As an example of this design philosophy at work, consider the issue of generated text. Many DTDs, including ISO 12083, either assume or allow for the possibility that the formatting system will generate text such as counters, labels, or the punctuation and connecting text around a list of author names. However, if one uses generated text, then one must also archive the generation rules with the text in order to accurately recreate the original text. We know from experience that journal styles evolve over time; it seemed to us a much better solution to dispense with generated text entirely [Owens, 1996].

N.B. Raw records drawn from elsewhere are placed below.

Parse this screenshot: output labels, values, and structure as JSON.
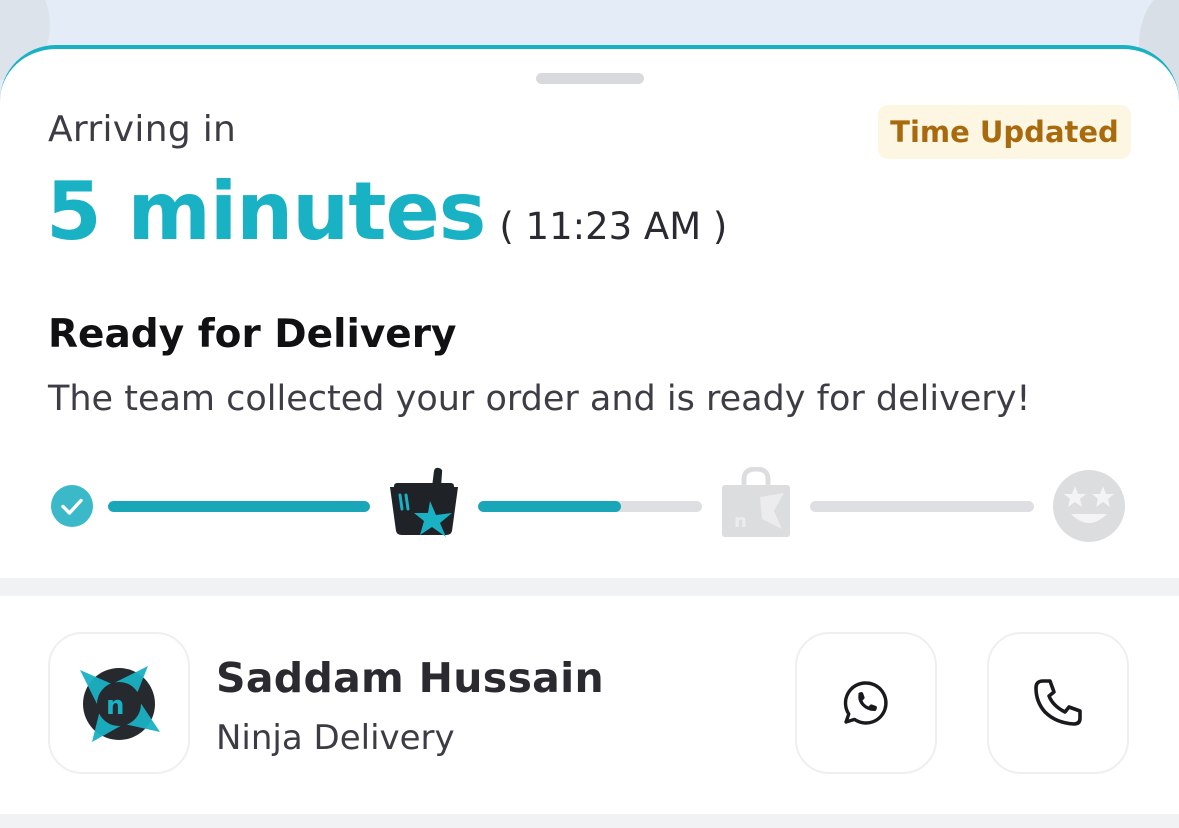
{
  "eta": {
    "label": "Arriving in",
    "duration": "5 minutes",
    "clock_time": "( 11:23 AM )",
    "badge": "Time Updated"
  },
  "status": {
    "title": "Ready for Delivery",
    "description": "The team collected your order and is ready for delivery!"
  },
  "progress": {
    "steps": [
      {
        "icon": "check-circle-icon",
        "state": "done"
      },
      {
        "icon": "ninja-basket-icon",
        "state": "current"
      },
      {
        "icon": "shopping-bag-icon",
        "state": "pending"
      },
      {
        "icon": "star-eyes-face-icon",
        "state": "pending"
      }
    ],
    "segments": [
      1.0,
      0.64,
      0.0
    ]
  },
  "rider": {
    "name": "Saddam Hussain",
    "company": "Ninja Delivery",
    "actions": [
      {
        "icon": "whatsapp-icon"
      },
      {
        "icon": "phone-icon"
      }
    ]
  },
  "colors": {
    "accent": "#19b1c4",
    "badge_bg": "#fdf6e2",
    "badge_text": "#a86a0c",
    "inactive": "#dedfe2"
  }
}
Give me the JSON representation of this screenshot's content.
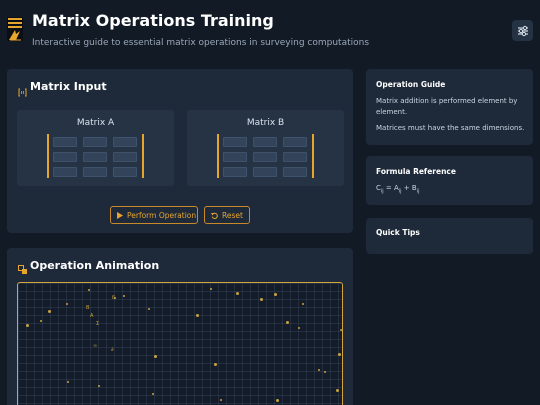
{
  "header": {
    "title": "Matrix Operations Training",
    "subtitle": "Interactive guide to essential matrix operations in surveying computations",
    "settings_icon": "sliders-icon"
  },
  "matrix_input": {
    "title": "Matrix Input",
    "icon": "matrix-brackets-icon",
    "matrix_a_label": "Matrix A",
    "matrix_b_label": "Matrix B",
    "rows": 3,
    "cols": 3
  },
  "actions": {
    "perform_label": "Perform Operation",
    "reset_label": "Reset"
  },
  "animation": {
    "title": "Operation Animation",
    "icon": "shapes-icon"
  },
  "guide": {
    "title": "Operation Guide",
    "text1": "Matrix addition is performed element by element.",
    "text2": "Matrices must have the same dimensions."
  },
  "formula": {
    "title": "Formula Reference",
    "lhs": "C",
    "lhs_sub": "ij",
    "eq": " = A",
    "a_sub": "ij",
    "plus": " + B",
    "b_sub": "ij"
  },
  "tips": {
    "title": "Quick Tips"
  },
  "colors": {
    "background": "#121a26",
    "panel": "#1e2a3a",
    "accent": "#e8a52e"
  }
}
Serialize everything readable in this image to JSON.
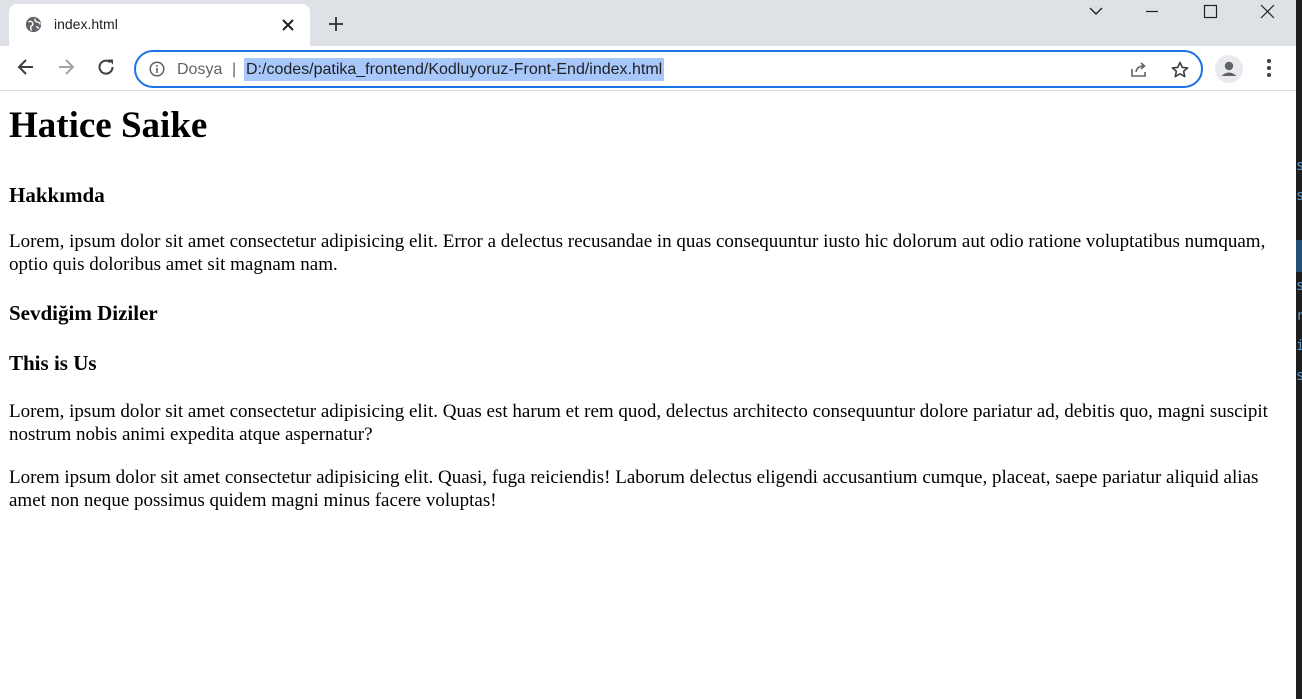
{
  "browser": {
    "tab": {
      "title": "index.html"
    },
    "omnibox": {
      "chip_label": "Dosya",
      "separator": "|",
      "url": "D:/codes/patika_frontend/Kodluyoruz-Front-End/index.html"
    }
  },
  "page": {
    "name": "Hatice Saike",
    "about_heading": "Hakkımda",
    "about_text": "Lorem, ipsum dolor sit amet consectetur adipisicing elit. Error a delectus recusandae in quas consequuntur iusto hic dolorum aut odio ratione voluptatibus numquam, optio quis doloribus amet sit magnam nam.",
    "favorites_heading": "Sevdiğim Diziler",
    "show_title": "This is Us",
    "show_paragraph_1": "Lorem, ipsum dolor sit amet consectetur adipisicing elit. Quas est harum et rem quod, delectus architecto consequuntur dolore pariatur ad, debitis quo, magni suscipit nostrum nobis animi expedita atque aspernatur?",
    "show_paragraph_2": "Lorem ipsum dolor sit amet consectetur adipisicing elit. Quasi, fuga reiciendis! Laborum delectus eligendi accusantium cumque, placeat, saepe pariatur aliquid alias amet non neque possimus quidem magni minus facere voluptas!"
  },
  "editor_sliver": {
    "glyphs": [
      "s",
      "s",
      "s",
      "r",
      "i",
      "s"
    ]
  },
  "colors": {
    "tab_strip": "#dee1e6",
    "focus_ring": "#1a73e8",
    "url_selection": "#a8c7fa",
    "editor_bg": "#1e1e1e"
  },
  "icons": {
    "tab_favicon": "globe-icon",
    "tab_close": "close-icon",
    "new_tab": "plus-icon",
    "back": "arrow-left-icon",
    "forward": "arrow-right-icon",
    "reload": "reload-icon",
    "site_info": "info-icon",
    "share": "share-icon",
    "bookmark": "star-icon",
    "profile": "person-icon",
    "menu": "kebab-menu-icon"
  }
}
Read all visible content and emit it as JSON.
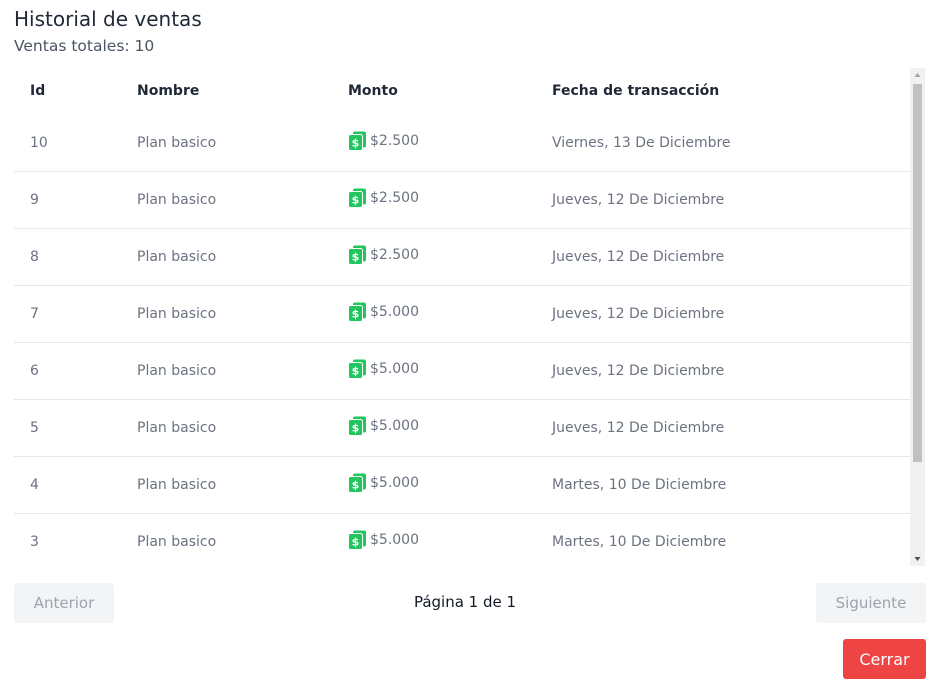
{
  "header": {
    "title": "Historial de ventas",
    "total_label": "Ventas totales: 10"
  },
  "table": {
    "columns": [
      "Id",
      "Nombre",
      "Monto",
      "Fecha de transacción"
    ],
    "rows": [
      {
        "id": "10",
        "name": "Plan basico",
        "amount": "$2.500",
        "date": "Viernes, 13 De Diciembre"
      },
      {
        "id": "9",
        "name": "Plan basico",
        "amount": "$2.500",
        "date": "Jueves, 12 De Diciembre"
      },
      {
        "id": "8",
        "name": "Plan basico",
        "amount": "$2.500",
        "date": "Jueves, 12 De Diciembre"
      },
      {
        "id": "7",
        "name": "Plan basico",
        "amount": "$5.000",
        "date": "Jueves, 12 De Diciembre"
      },
      {
        "id": "6",
        "name": "Plan basico",
        "amount": "$5.000",
        "date": "Jueves, 12 De Diciembre"
      },
      {
        "id": "5",
        "name": "Plan basico",
        "amount": "$5.000",
        "date": "Jueves, 12 De Diciembre"
      },
      {
        "id": "4",
        "name": "Plan basico",
        "amount": "$5.000",
        "date": "Martes, 10 De Diciembre"
      },
      {
        "id": "3",
        "name": "Plan basico",
        "amount": "$5.000",
        "date": "Martes, 10 De Diciembre"
      }
    ],
    "amount_icon": "money-icon",
    "amount_icon_color": "#22c55e"
  },
  "pagination": {
    "prev_label": "Anterior",
    "next_label": "Siguiente",
    "page_text": "Página 1 de 1"
  },
  "footer": {
    "close_label": "Cerrar",
    "close_color": "#ef4444"
  }
}
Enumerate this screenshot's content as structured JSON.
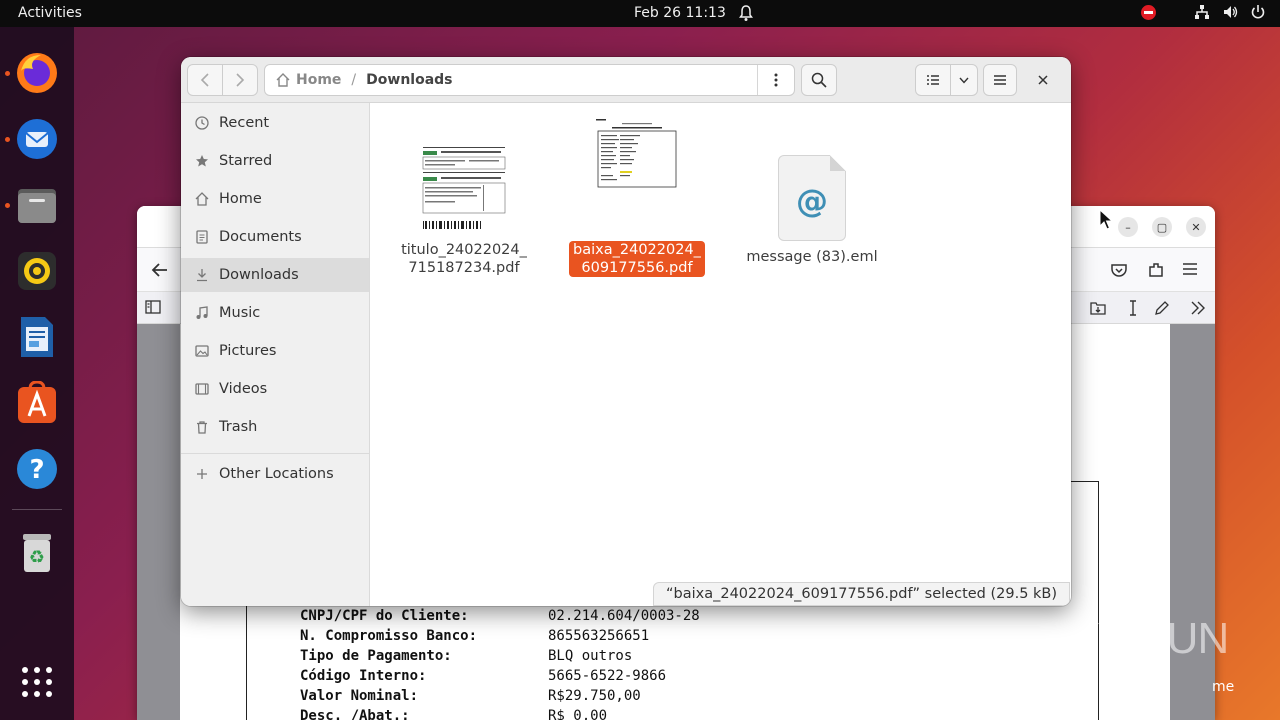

The University of Chicago Press approach shows a keen insight into the problems faced by archivists such as libraries. By including more boilerplate text and format information in the SGML file and avoiding generated text, the print version of the article can more easily and faithfully be reproduced from an archive. Blackwell, in the context of explaining their format for structured references, gives further insight into this issue:

Many SGML and XML DTDs consider punctuation to be generated text i.e., the punctuation required is generated by stylesheet rules and is not stored in the document. The disadvantages of relying on stylesheet rules to create generated text are:

1. The XML document is no longer a 'standalone' document

2. The generation rules need to be stored along with the document throughout its life

3. The document cannot be read without applying a process which applies the punctuation rules to the XML document

4. It can be quite inefficient if different rules/templates have to be created to reflect differing punctuation styles across a store of documents

Storing the generated text in an x element in the XML document means that the XML fragment can easily be converted to, for example, simple text, a typesetting format or HTML without the need for complicated templates or rules. If existing rules for generating punctuation are already in place, or if more 'abstract' XML is required, then the contents of the <x> element can be ignored and the rules applied [Blackwell Publishing, 2001].

The range of boilerplate text and formatting publishers include in SGML varies widely. However, inclusion or exclusion is based on publisher policy rather than DTD design because DTDs are not powerful enough to enforce most of these policies. In many cases, even schemas may not be able to enforce them.

DTD Structural Framework

Even if policies for structure/format separation could be enforced in a DTD or schema, a tightly defined structural framework would become unnecessarily restrictive for some publishers:

A narrowly targeted DTD can enforce some of these restrictions, but a broadly targeted one cannot, since it must be adaptable to different house styles if required [Megginson, 1998].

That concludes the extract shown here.